All Paths Down (APD): All I/O paths to the storage device are lost, but no permanent-failure signal has been received. This could be a transient cable or fabric issue. VMCP’s APD response is more cautious because acting too quickly on a transient failure wastes a VM restart. Two response modes are available:
- Conservative: Power off VMs only if HA can confirm that another host can restart them.
- Aggressive: Power off VMs regardless of whether a target host is confirmed available, betting that the storage will recover there even if it is lost here.
Proactive HA
Proactive HA integrates with hardware management tools (such as HPE iLO or Dell OMIVV) to receive degradation signals from host hardware before an actual failure occurs. A host reporting degraded memory, a failing PSU, or rising temperatures can be placed into quarantine mode — DRS avoids placing new VMs on it while existing VMs continue running — or maintenance mode, where DRS evacuates all VMs proactively. This shifts the recovery from reactive (restart after failure) to preventive (migrate before failure), eliminating the downtime window entirely for hardware degradation scenarios.
HA Requirements
- Shared storage accessible by all hosts in the cluster (required for datastore heartbeating)

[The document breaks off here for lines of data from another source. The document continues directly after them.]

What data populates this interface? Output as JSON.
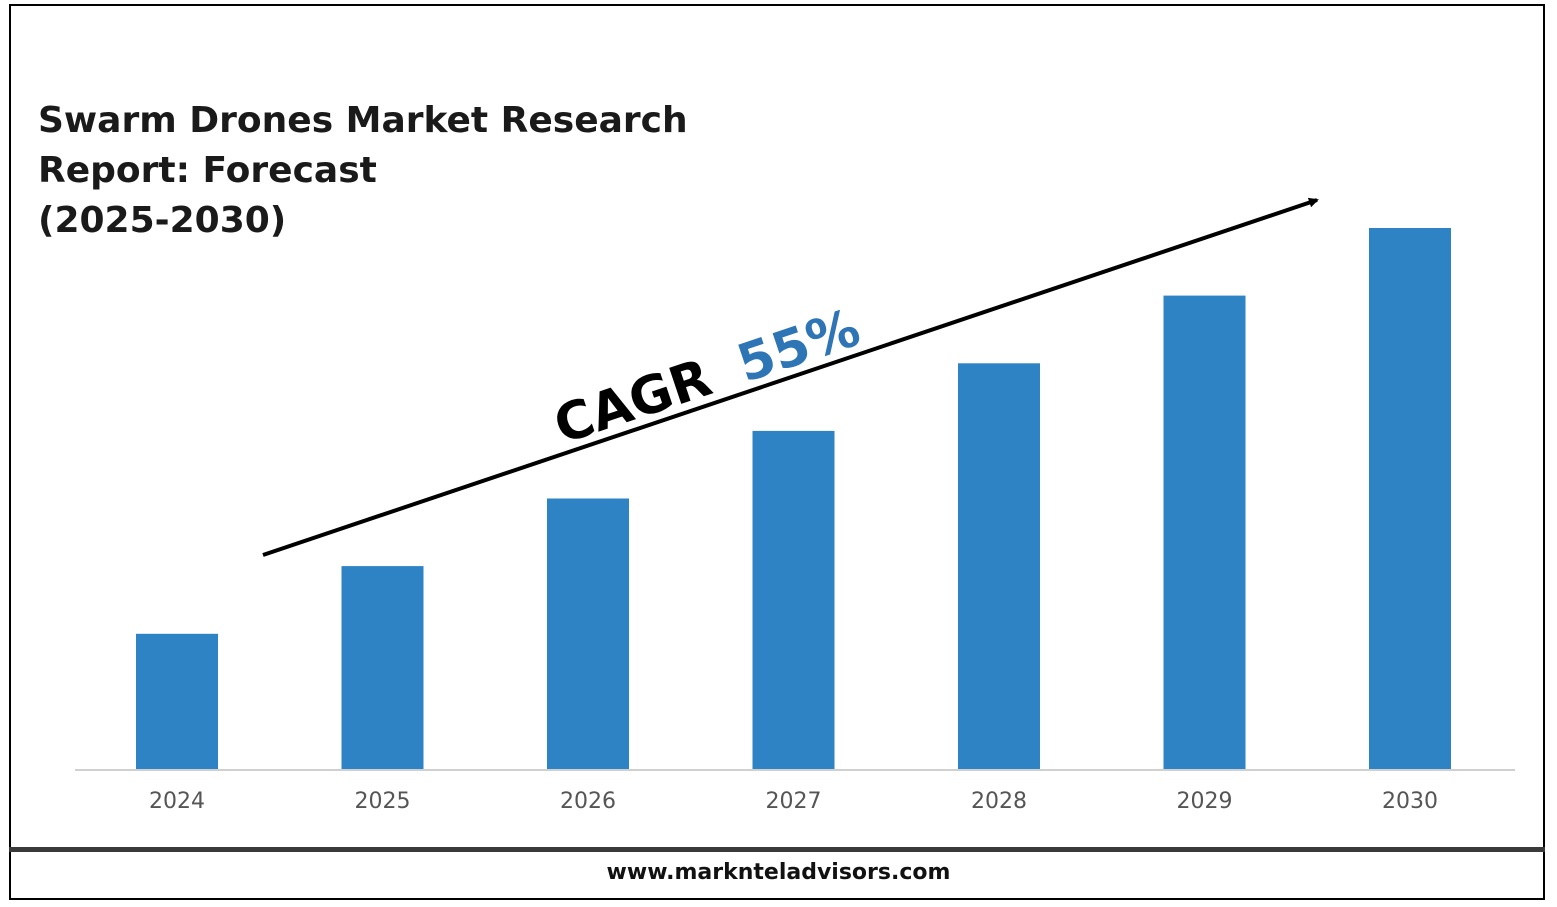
{
  "title": {
    "line1": "Swarm Drones Market Research",
    "line2": "Report: Forecast",
    "line3": "(2025-2030)"
  },
  "cagr": {
    "label": "CAGR",
    "value": "55%",
    "value_color": "#2E75B6"
  },
  "footer": {
    "url": "www.marknteladvisors.com"
  },
  "colors": {
    "bar": "#2E83C4",
    "axis": "#D0D0D0",
    "tick_label": "#555555",
    "arrow": "#000000"
  },
  "chart_data": {
    "type": "bar",
    "categories": [
      "2024",
      "2025",
      "2026",
      "2027",
      "2028",
      "2029",
      "2030"
    ],
    "values": [
      1.0,
      1.5,
      2.0,
      2.5,
      3.0,
      3.5,
      4.0
    ],
    "title": "Swarm Drones Market Research Report: Forecast (2025-2030)",
    "xlabel": "",
    "ylabel": "",
    "ylim": [
      0,
      4.0
    ],
    "grid": false,
    "legend": "none",
    "annotations": [
      "CAGR 55%"
    ]
  }
}
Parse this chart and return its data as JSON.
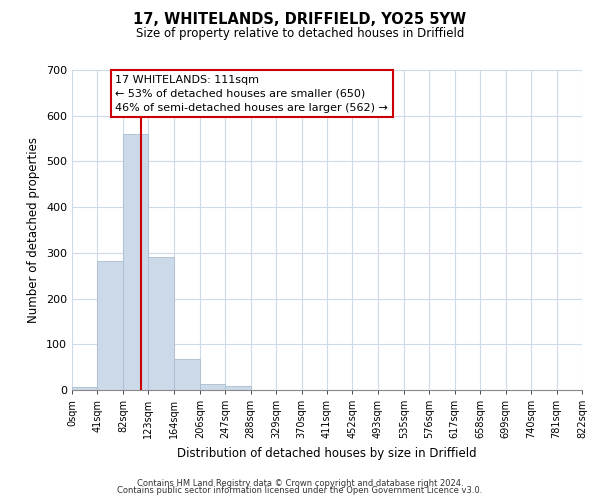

- Management network connectivity between all hosts
- Static IP addresses on all ESXi hosts — IPs must not change across reboots
- DNS resolution of all host names from every host in the cluster
- vSphere HA does not require vMotion or DRS to be configured, though the combination of all three is the standard production configuration
Summary
vSphere HA is the first line of defence against unplanned host failures in a vSphere cluster. Its dual heartbeat mechanism — management network plus datastore — distinguishes true failures from network isolation, avoiding spurious VM restarts. Admission control guarantees that spare capacity always exists to absorb a failure without resource contention. Restart priority lets administrators encode application tier dependencies into the recovery sequence. VMCP extends coverage from host failures to storage failures. Together these mechanisms mean that most unplanned infrastructure events result in automatic, ordered VM recovery within minutes rather than requiring manual intervention.